Mas aquilo... Não havia acusação, esperança, raiva, saudades; ou hipótese. Sentia-se um espectador impotente, parte da mobília, como a estante superlotada e os sofás puídos; um estranho. Ou ladrão que à sorrelfa tivesse entrado para honestamente ganhar a vida, apenas receando alarmes ou cidadão com licença de porte de arma e nervoso ao gatilho; e se imobilizasse, face às lágrimas do garoto, dando consigo a gritar o impensável – “não há direito, chamem a polícia!”.
Inventar esponja ou alegria para aquele choro. Mas com cautela!, sem minar demasiado as regras da casa, bovinamente decalcadas das páginas ditatoriais dos especialistas, prontos a responsabilizarem educadores angustiados pelas catástrofes vindouras. Reviu mentalmente a lista de caprichos recusados, presentes adiados, castigos decretados. Obsessivo, tentou prever a reacção da ex-mulher, sempre disposta a puxar-lhe as orelhas ao telefone, “é preciso que lhe falemos a uma só voz!”. (Tarefa difícil para quem apenas estivera de acordo no desacordo, nunca deviam ter casado). Mas tentavam permanecer pais, o miúdo não tinha culpa de confusão frequente no tempo deles: tomar por amor com futuro um imperioso desejo sexual momentâneo.
Decidiu atacar o fogo com violação das regras alimentares vigentes.
- Queres ir ao MacDonald´s?
Surpreso ficou. O que não o impediu de enxugar as lágrimas rapidamente, não fosse o velho mudar de ideias ou algum vizinho de mesa aperceber-se da sua “fraqueza”. Mas o semblante permaneceu toldado.
Frente a frente.

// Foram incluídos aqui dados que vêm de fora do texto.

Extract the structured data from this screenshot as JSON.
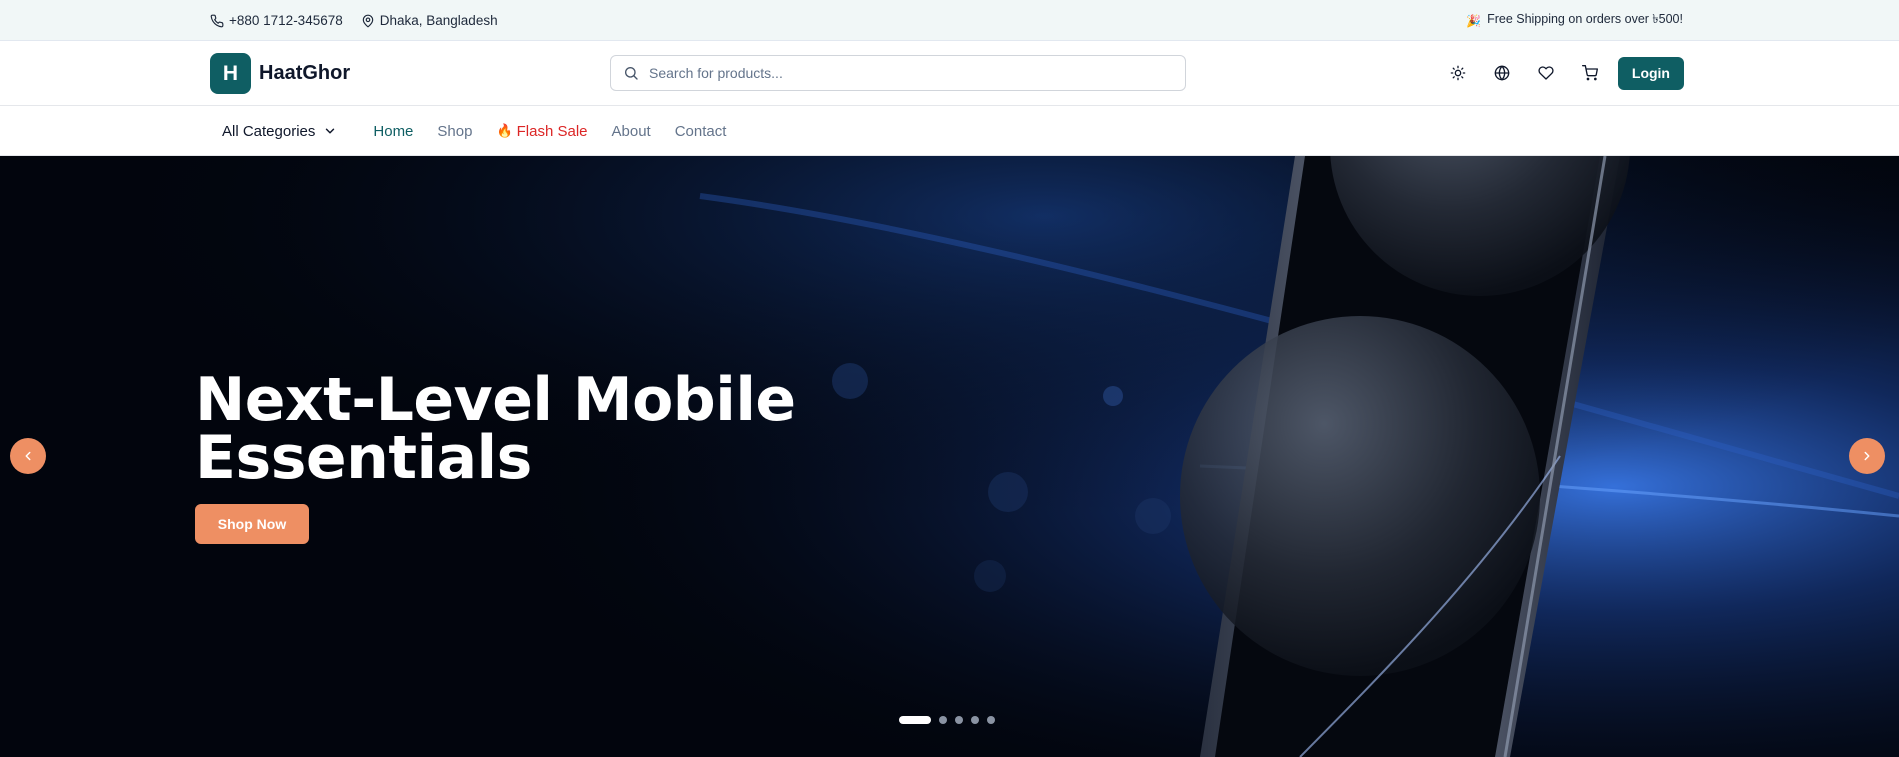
{
  "topbar": {
    "phone": "+880 1712-345678",
    "location": "Dhaka, Bangladesh",
    "shipping_note": "Free Shipping on orders over ৳500!"
  },
  "header": {
    "logo_letter": "H",
    "brand_name": "HaatGhor",
    "search_placeholder": "Search for products...",
    "login_label": "Login"
  },
  "nav": {
    "categories_label": "All Categories",
    "links": [
      {
        "label": "Home",
        "active": true
      },
      {
        "label": "Shop",
        "active": false
      },
      {
        "label": "Flash Sale",
        "active": false
      },
      {
        "label": "About",
        "active": false
      },
      {
        "label": "Contact",
        "active": false
      }
    ]
  },
  "hero": {
    "title": "Next-Level Mobile Essentials",
    "cta_label": "Shop Now",
    "slide_count": 5,
    "active_slide": 1
  },
  "colors": {
    "brand": "#0f5e63",
    "accent": "#ee8f63",
    "flash": "#dc2626"
  },
  "icons": [
    "phone-icon",
    "map-pin-icon",
    "party-icon",
    "search-icon",
    "sun-icon",
    "globe-icon",
    "heart-icon",
    "cart-icon",
    "chevron-down-icon",
    "flame-icon",
    "chevron-left-icon",
    "chevron-right-icon"
  ]
}
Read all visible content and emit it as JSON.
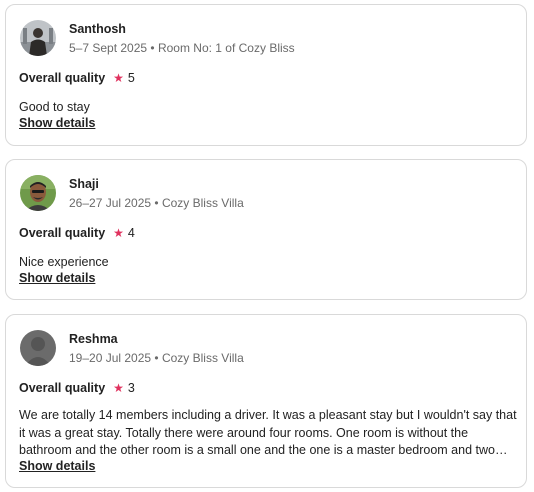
{
  "reviews": [
    {
      "name": "Santhosh",
      "meta": "5–7 Sept 2025 • Room No: 1 of Cozy Bliss",
      "quality_label": "Overall quality",
      "rating": "5",
      "comment": "Good to stay",
      "show_details": "Show details",
      "avatar": "profile-photo"
    },
    {
      "name": "Shaji",
      "meta": "26–27 Jul 2025 • Cozy Bliss Villa",
      "quality_label": "Overall quality",
      "rating": "4",
      "comment": "Nice experience",
      "show_details": "Show details",
      "avatar": "profile-photo"
    },
    {
      "name": "Reshma",
      "meta": "19–20 Jul 2025 • Cozy Bliss Villa",
      "quality_label": "Overall quality",
      "rating": "3",
      "comment": "We are totally 14 members including a driver. It was a pleasant stay but I wouldn't say that it was a great stay. Totally there were around four rooms. One room is without the bathroom and the other room is a small one and the one is a master bedroom and two rooms are ther...",
      "show_details": "Show details",
      "avatar": "default-avatar"
    }
  ],
  "colors": {
    "star": "#e0315e",
    "text": "#222222",
    "meta": "#6a6a6a",
    "border": "#d9d9d9"
  },
  "icons": {
    "star": "star-icon"
  }
}
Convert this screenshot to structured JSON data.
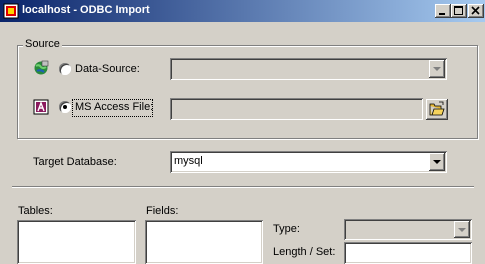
{
  "window": {
    "title": "localhost - ODBC Import",
    "minimize_icon": "minimize-icon",
    "maximize_icon": "maximize-icon",
    "close_icon": "close-icon"
  },
  "source_group": {
    "legend": "Source",
    "data_source": {
      "label": "Data-Source:",
      "selected": false,
      "icon": "odbc-globe-icon",
      "value": ""
    },
    "access_file": {
      "label": "MS Access File:",
      "selected": true,
      "icon": "access-file-icon",
      "value": "",
      "browse_icon": "open-folder-icon"
    }
  },
  "target": {
    "label": "Target Database:",
    "value": "mysql"
  },
  "tables": {
    "label": "Tables:"
  },
  "fields": {
    "label": "Fields:"
  },
  "type": {
    "label": "Type:",
    "value": ""
  },
  "length": {
    "label": "Length / Set:",
    "value": ""
  }
}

O pai refugiado numa saudável e destoante salada; o filho metodicamente demolindo um hamburguer organizado em propriedade horizontal, com nome a condizer – super-max qualquer coisa. Mais dose reforçada de batatas fritas, todos os molhos habitando saquetes luzidios e um refrigerante de cor tão berrante como as paredes. Para sobremesa, um gelado de apelido pontual – Sunday. A tudo resistiu o silêncio, mesmo à gratidão. Suspirou - a cabeça do rapaz não acompanhara o júbilo surpreendido do estômago. De regresso a casa, meia hora de bónus ao computador, já sem esperança. O toque de recolher, aceite sem os protestos da praxe.
Quando assim tristes, consentem mimos que já crismaram de vergonhosos para a idade. Aconchegou-lhe os lençóis e disse baixinho segredo por ambos conhecido,
- Gosto muito de ti.
Nenhum próximo adolescente que se preze responde a tal piroseira!
Chegado à porta, não resistiu a assumir o papel de oráculo optimista,
- Vais ver, para a semana o Benfica ganha.
Acusador, como o choro das mulheres,
- Tu não queres que isso aconteça, és portista!
O pai, digno, em defesa da honra ferida,
- Mas não fanático!
E o milagre, de que já desistira, aconteceu – o filho, não se dando sequer ao trabalho de discordar, desatou a rir à gargalhada.

47 comentários:

andorinha disse...

Mais uma deliciosa ruminação.
Como consegue escrever assim? Que inveja!:)))
O texto, todo ele, é uma delícia!
O choro do puto, o choro das mulheres, tudo isso retratado duma forma que nos maravilha.
"...mil vezes o choro de mulher magoada!"
Pois é, é mais fácil lidar com ele por mais previsíveis os motivos e o modo de o apaziguar?

Destaco esta frase, para mim lindíssima pelo conteúdo e pela forma - "O choro delas enternece e agride, devasta rostos e sacode ombros, acirra o desejo oficialmente esquecido; tem a força de uma lava húmida que afoga e incendeia, como se um vulcão fêmea recusasse dor a solo."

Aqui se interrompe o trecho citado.